Ce sont eux, il ne faut pas l’oublier, qui ont élu George W. Bush à la présidence. Celui qui, sous de fausses représentations, a envahi l’Irak, ce terrible conflit qui n’en finit plus de faire des ravages au Moyen-Orient. Ils sont les millions qui ont non seulement élu Trump en 2016, mais ont donné aux républicains la majorité au Sénat. Des sénateurs qui, contrairement à leur serment d’office, ont systématiquement voté en faveur des mesures de démantèlement de Trump.

C’est ce contexte qui met en lumière l’enjeu fondamental de l’élection de novembre. Les États-Unis et le monde à sa suite vont-ils continuer de s’enfoncer dans le fascisme et la loi du plus fort, ou vont-ils reprendre la voie de l’ouverture, de l’entraide et de la mondialisation face aux grands défis de l’environnement et des inégalités ?

Triste leçon

Pour ceux qui pourraient douter de l’importance capitale de cet enjeu, il est une leçon de l’histoire que l’on ne peut ignorer. C’est par le national-socialisme, une forme extrême du fascisme, qu’Adolf Hitler a pu s’emparer du pouvoir en Allemagne au cours des années 30 et plonger le monde dans la Seconde Guerre mondiale, le conflit le plus meurtrier de l’histoire.

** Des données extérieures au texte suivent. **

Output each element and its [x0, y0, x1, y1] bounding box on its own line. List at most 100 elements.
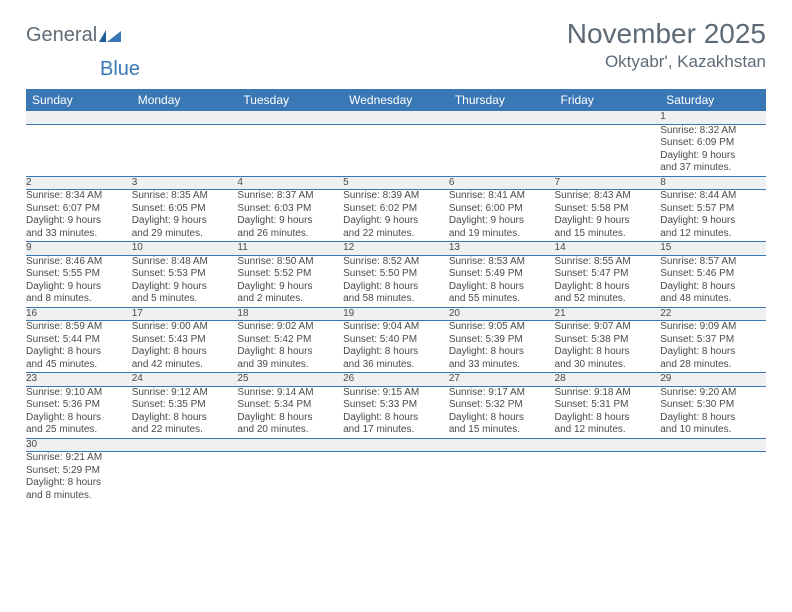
day-detail-line: Sunset: 5:42 PM — [237, 334, 343, 347]
day-number-row: 30 — [26, 438, 766, 452]
day-detail-line: Sunset: 5:29 PM — [26, 465, 132, 478]
day-detail-line: Daylight: 8 hours — [555, 281, 661, 294]
day-content-cell: Sunrise: 8:43 AMSunset: 5:58 PMDaylight:… — [555, 190, 661, 242]
day-number-cell — [132, 111, 238, 124]
weekday-header: Wednesday — [343, 89, 449, 111]
day-detail-line: Sunset: 6:00 PM — [449, 203, 555, 216]
calendar-table: Sunday Monday Tuesday Wednesday Thursday… — [26, 89, 766, 504]
day-content-cell: Sunrise: 8:53 AMSunset: 5:49 PMDaylight:… — [449, 255, 555, 307]
day-detail-line: Sunrise: 9:21 AM — [26, 452, 132, 465]
day-detail-line: Sunrise: 8:52 AM — [343, 256, 449, 269]
day-detail-line: Sunrise: 8:37 AM — [237, 190, 343, 203]
day-content-cell: Sunrise: 8:39 AMSunset: 6:02 PMDaylight:… — [343, 190, 449, 242]
day-number-cell — [343, 111, 449, 124]
day-detail-line: Sunset: 5:50 PM — [343, 268, 449, 281]
day-detail-line: and 45 minutes. — [26, 359, 132, 372]
day-content-cell: Sunrise: 9:12 AMSunset: 5:35 PMDaylight:… — [132, 386, 238, 438]
day-detail-line: Sunrise: 9:12 AM — [132, 387, 238, 400]
location: Oktyabr', Kazakhstan — [567, 52, 766, 72]
day-number-row: 9101112131415 — [26, 242, 766, 256]
day-content-cell: Sunrise: 9:17 AMSunset: 5:32 PMDaylight:… — [449, 386, 555, 438]
day-detail-line: Sunset: 5:39 PM — [449, 334, 555, 347]
day-content-row: Sunrise: 8:34 AMSunset: 6:07 PMDaylight:… — [26, 190, 766, 242]
day-detail-line: Sunrise: 9:07 AM — [555, 321, 661, 334]
day-detail-line: Daylight: 9 hours — [237, 215, 343, 228]
day-detail-line: Sunrise: 9:02 AM — [237, 321, 343, 334]
day-detail-line: and 20 minutes. — [237, 424, 343, 437]
day-detail-line: Sunset: 5:49 PM — [449, 268, 555, 281]
day-content-cell: Sunrise: 8:52 AMSunset: 5:50 PMDaylight:… — [343, 255, 449, 307]
weekday-header: Friday — [555, 89, 661, 111]
day-content-cell: Sunrise: 9:00 AMSunset: 5:43 PMDaylight:… — [132, 321, 238, 373]
day-number-row: 2345678 — [26, 176, 766, 190]
day-detail-line: Daylight: 9 hours — [132, 281, 238, 294]
weekday-header-row: Sunday Monday Tuesday Wednesday Thursday… — [26, 89, 766, 111]
day-detail-line: Sunrise: 9:00 AM — [132, 321, 238, 334]
day-detail-line: Sunset: 5:55 PM — [26, 268, 132, 281]
day-number-row: 1 — [26, 111, 766, 124]
day-content-cell: Sunrise: 8:41 AMSunset: 6:00 PMDaylight:… — [449, 190, 555, 242]
day-number-cell: 24 — [132, 373, 238, 387]
day-content-cell: Sunrise: 9:10 AMSunset: 5:36 PMDaylight:… — [26, 386, 132, 438]
day-detail-line: Daylight: 9 hours — [132, 215, 238, 228]
day-detail-line: Sunrise: 8:32 AM — [660, 125, 766, 138]
day-detail-line: and 37 minutes. — [660, 162, 766, 175]
day-detail-line: and 8 minutes. — [26, 293, 132, 306]
day-detail-line: Sunset: 5:34 PM — [237, 399, 343, 412]
day-detail-line: Daylight: 8 hours — [26, 346, 132, 359]
day-number-cell: 14 — [555, 242, 661, 256]
day-number-cell: 2 — [26, 176, 132, 190]
day-detail-line: and 5 minutes. — [132, 293, 238, 306]
day-number-cell — [555, 438, 661, 452]
day-content-cell: Sunrise: 9:02 AMSunset: 5:42 PMDaylight:… — [237, 321, 343, 373]
day-detail-line: Sunrise: 9:17 AM — [449, 387, 555, 400]
day-detail-line: Daylight: 8 hours — [555, 412, 661, 425]
day-detail-line: Daylight: 9 hours — [26, 215, 132, 228]
flag-icon — [99, 28, 123, 44]
title-block: November 2025 Oktyabr', Kazakhstan — [567, 18, 766, 72]
day-detail-line: Sunset: 6:05 PM — [132, 203, 238, 216]
day-detail-line: Sunset: 5:44 PM — [26, 334, 132, 347]
day-detail-line: and 39 minutes. — [237, 359, 343, 372]
day-detail-line: Sunset: 5:43 PM — [132, 334, 238, 347]
day-number-cell: 21 — [555, 307, 661, 321]
day-detail-line: Sunrise: 8:55 AM — [555, 256, 661, 269]
day-detail-line: and 55 minutes. — [449, 293, 555, 306]
day-detail-line: Sunset: 5:35 PM — [132, 399, 238, 412]
day-detail-line: Daylight: 8 hours — [237, 346, 343, 359]
calendar-body: 1Sunrise: 8:32 AMSunset: 6:09 PMDaylight… — [26, 111, 766, 504]
day-detail-line: Sunset: 5:38 PM — [555, 334, 661, 347]
day-number-cell: 30 — [26, 438, 132, 452]
day-number-cell — [449, 438, 555, 452]
day-detail-line: Sunset: 5:37 PM — [660, 334, 766, 347]
day-number-cell: 25 — [237, 373, 343, 387]
day-detail-line: Sunrise: 9:18 AM — [555, 387, 661, 400]
day-detail-line: Daylight: 8 hours — [343, 412, 449, 425]
day-content-cell: Sunrise: 9:18 AMSunset: 5:31 PMDaylight:… — [555, 386, 661, 438]
day-detail-line: Sunset: 5:57 PM — [660, 203, 766, 216]
day-content-cell: Sunrise: 8:32 AMSunset: 6:09 PMDaylight:… — [660, 124, 766, 176]
day-content-cell: Sunrise: 8:57 AMSunset: 5:46 PMDaylight:… — [660, 255, 766, 307]
day-content-cell — [237, 124, 343, 176]
day-detail-line: Daylight: 8 hours — [132, 346, 238, 359]
day-number-cell: 11 — [237, 242, 343, 256]
day-detail-line: Daylight: 8 hours — [449, 346, 555, 359]
day-content-cell: Sunrise: 8:59 AMSunset: 5:44 PMDaylight:… — [26, 321, 132, 373]
day-detail-line: Sunrise: 8:48 AM — [132, 256, 238, 269]
day-detail-line: and 12 minutes. — [555, 424, 661, 437]
day-content-cell — [343, 452, 449, 504]
day-detail-line: Daylight: 8 hours — [237, 412, 343, 425]
day-detail-line: Sunset: 5:47 PM — [555, 268, 661, 281]
day-number-row: 16171819202122 — [26, 307, 766, 321]
day-number-cell — [26, 111, 132, 124]
day-detail-line: and 12 minutes. — [660, 228, 766, 241]
day-detail-line: Sunset: 5:33 PM — [343, 399, 449, 412]
day-number-cell: 18 — [237, 307, 343, 321]
day-number-cell: 7 — [555, 176, 661, 190]
day-detail-line: Sunrise: 9:15 AM — [343, 387, 449, 400]
day-detail-line: and 52 minutes. — [555, 293, 661, 306]
day-detail-line: Daylight: 9 hours — [237, 281, 343, 294]
day-number-cell: 8 — [660, 176, 766, 190]
calendar-page: General November 2025 Oktyabr', Kazakhst… — [0, 0, 792, 514]
day-detail-line: Sunrise: 8:53 AM — [449, 256, 555, 269]
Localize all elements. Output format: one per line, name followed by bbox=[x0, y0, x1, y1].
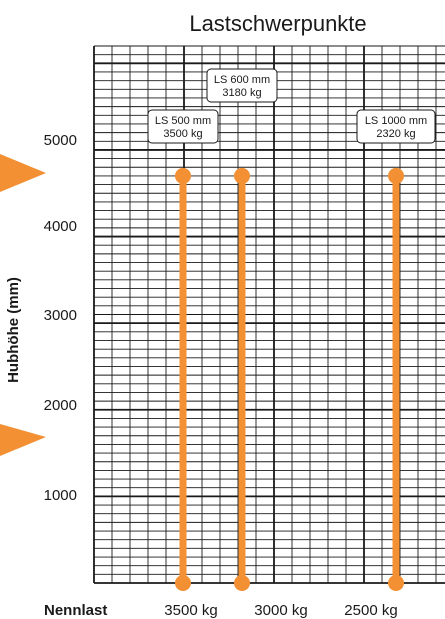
y-tick-label: 4000 bbox=[44, 218, 77, 235]
series-bottom-point bbox=[234, 575, 250, 591]
x-tick-label: 3500 kg bbox=[164, 602, 217, 619]
series-2: LS 1000 mm 2320 kg bbox=[356, 109, 436, 591]
annotation-box bbox=[356, 109, 436, 144]
y-tick-label: 5000 bbox=[44, 132, 77, 149]
series-bottom-point bbox=[175, 575, 191, 591]
annotation-load-center: LS 1000 mm bbox=[365, 115, 427, 127]
x-axis-label: Nennlast bbox=[44, 602, 107, 619]
y-tick-labels: 1000 2000 3000 4000 5000 bbox=[44, 132, 77, 504]
annotation-box bbox=[206, 68, 278, 103]
x-tick-label: 3000 kg bbox=[254, 602, 307, 619]
y-tick-label: 2000 bbox=[44, 397, 77, 414]
side-marker-upper bbox=[0, 154, 46, 192]
chart-title: Lastschwerpunkte bbox=[189, 11, 366, 36]
y-tick-label: 1000 bbox=[44, 487, 77, 504]
side-marker-lower bbox=[0, 424, 46, 456]
annotation-load-center: LS 500 mm bbox=[155, 115, 211, 127]
series-1: LS 600 mm 3180 kg bbox=[206, 68, 278, 591]
series-0: LS 500 mm 3500 kg bbox=[147, 109, 219, 591]
x-tick-labels: 3500 kg 3000 kg 2500 kg bbox=[164, 602, 397, 619]
annotation-load-center: LS 600 mm bbox=[214, 74, 270, 86]
annotation-capacity: 2320 kg bbox=[376, 128, 415, 140]
annotation-box bbox=[147, 109, 219, 144]
series-top-point bbox=[175, 167, 191, 184]
series-bottom-point bbox=[388, 575, 404, 591]
series-top-point bbox=[388, 167, 404, 184]
annotation-capacity: 3500 kg bbox=[163, 128, 202, 140]
annotation-capacity: 3180 kg bbox=[222, 87, 261, 99]
y-axis-label: Hubhöhe (mm) bbox=[5, 277, 22, 383]
series-top-point bbox=[234, 167, 250, 184]
y-tick-label: 3000 bbox=[44, 307, 77, 324]
x-tick-label: 2500 kg bbox=[344, 602, 397, 619]
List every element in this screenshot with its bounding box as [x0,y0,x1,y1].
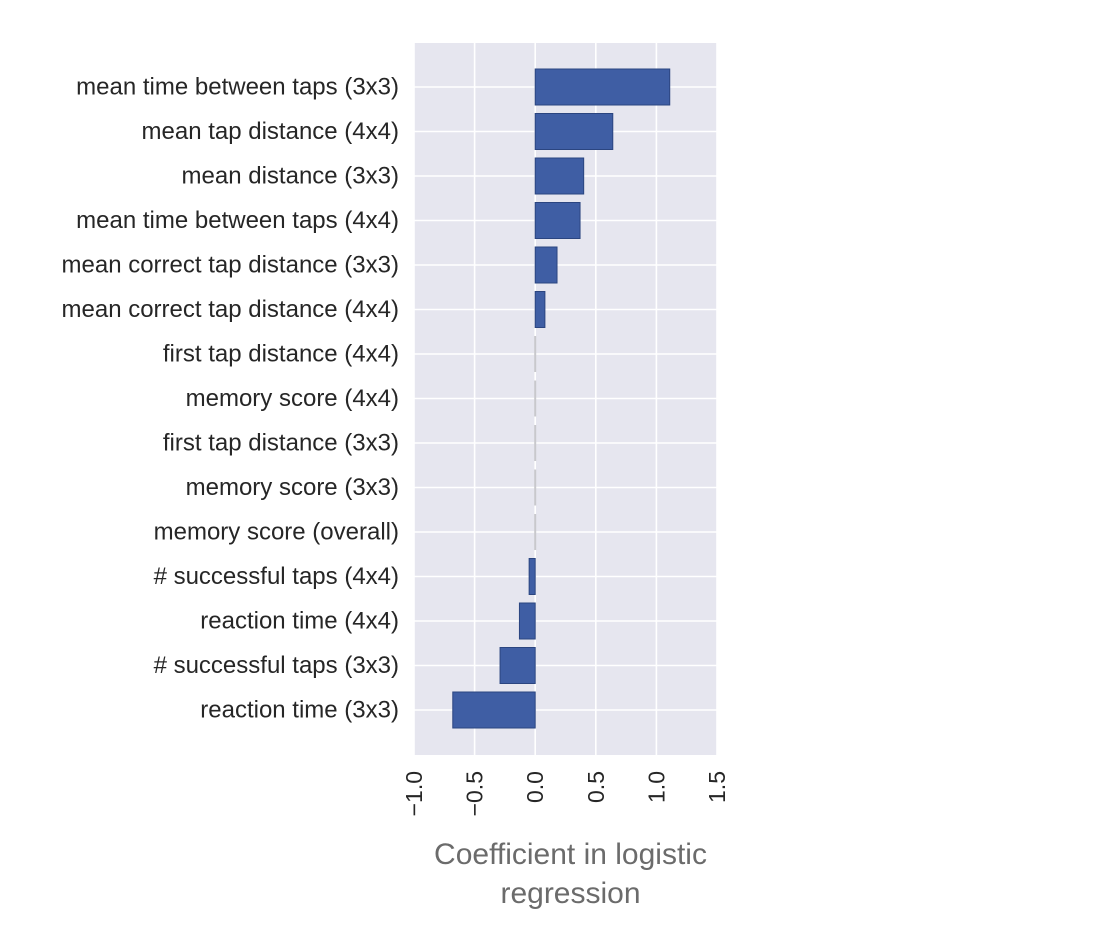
bar [534,157,585,195]
bar [518,602,536,640]
bar [534,246,558,284]
category-label: memory score (overall) [154,519,399,546]
x-tick-label: 0.5 [583,771,609,803]
x-tick-labels: −1.0 −0.5 0.0 0.5 1.0 1.5 [401,771,730,816]
x-tick-label: 1.5 [704,771,730,803]
x-axis-title-line-2: regression [500,877,640,910]
bars [452,68,671,729]
x-tick-label: 0.0 [522,771,548,803]
bar [499,647,536,684]
bar [528,558,536,595]
category-labels: mean time between taps (3x3) mean tap dis… [62,74,400,724]
x-tick-label: −1.0 [401,771,427,816]
category-label: mean correct tap distance (3x3) [62,252,400,279]
category-label: # successful taps (4x4) [154,563,399,590]
x-axis-title-line-1: Coefficient in logistic [434,838,707,871]
category-label: mean correct tap distance (4x4) [62,296,400,323]
x-tick-label: 1.0 [643,771,669,803]
bar [452,691,536,729]
bar [534,68,671,106]
category-label: mean distance (3x3) [182,163,399,190]
category-label: # successful taps (3x3) [154,652,399,679]
category-label: mean time between taps (3x3) [76,74,399,101]
bar [534,291,546,328]
category-label: first tap distance (4x4) [163,341,399,368]
category-label: mean time between taps (4x4) [76,207,399,234]
bar [534,113,614,150]
category-label: mean tap distance (4x4) [142,118,399,145]
category-label: reaction time (3x3) [200,697,399,724]
category-label: reaction time (4x4) [200,608,399,635]
category-label: first tap distance (3x3) [163,430,399,457]
bar [534,202,581,239]
category-label: memory score (3x3) [186,474,399,501]
x-tick-label: −0.5 [462,771,488,816]
category-label: memory score (4x4) [186,385,399,412]
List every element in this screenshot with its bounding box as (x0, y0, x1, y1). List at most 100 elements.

Malgré les inquiétantes répercussions sur notre avenir que provoquerait la réélection de Donald Trump, nous, Québécois et Canadiens, ne pourrons voter en novembre. Ce qui ne veut pas dire toutefois que nous n’avons d’autre choix que d’assister passifs devant ce qui s’annonce comme une sale élection.

Au contraire, nous devons faire savoir aux Américains que le Canada est en profond désaccord avec Trump et tout ce qu’il représente. Que nous allons demeurer fidèles à nos valeurs d’entraide et de solidarité et continuerons de rejeter la division, la violence, les préjugés et la loi du plus fort.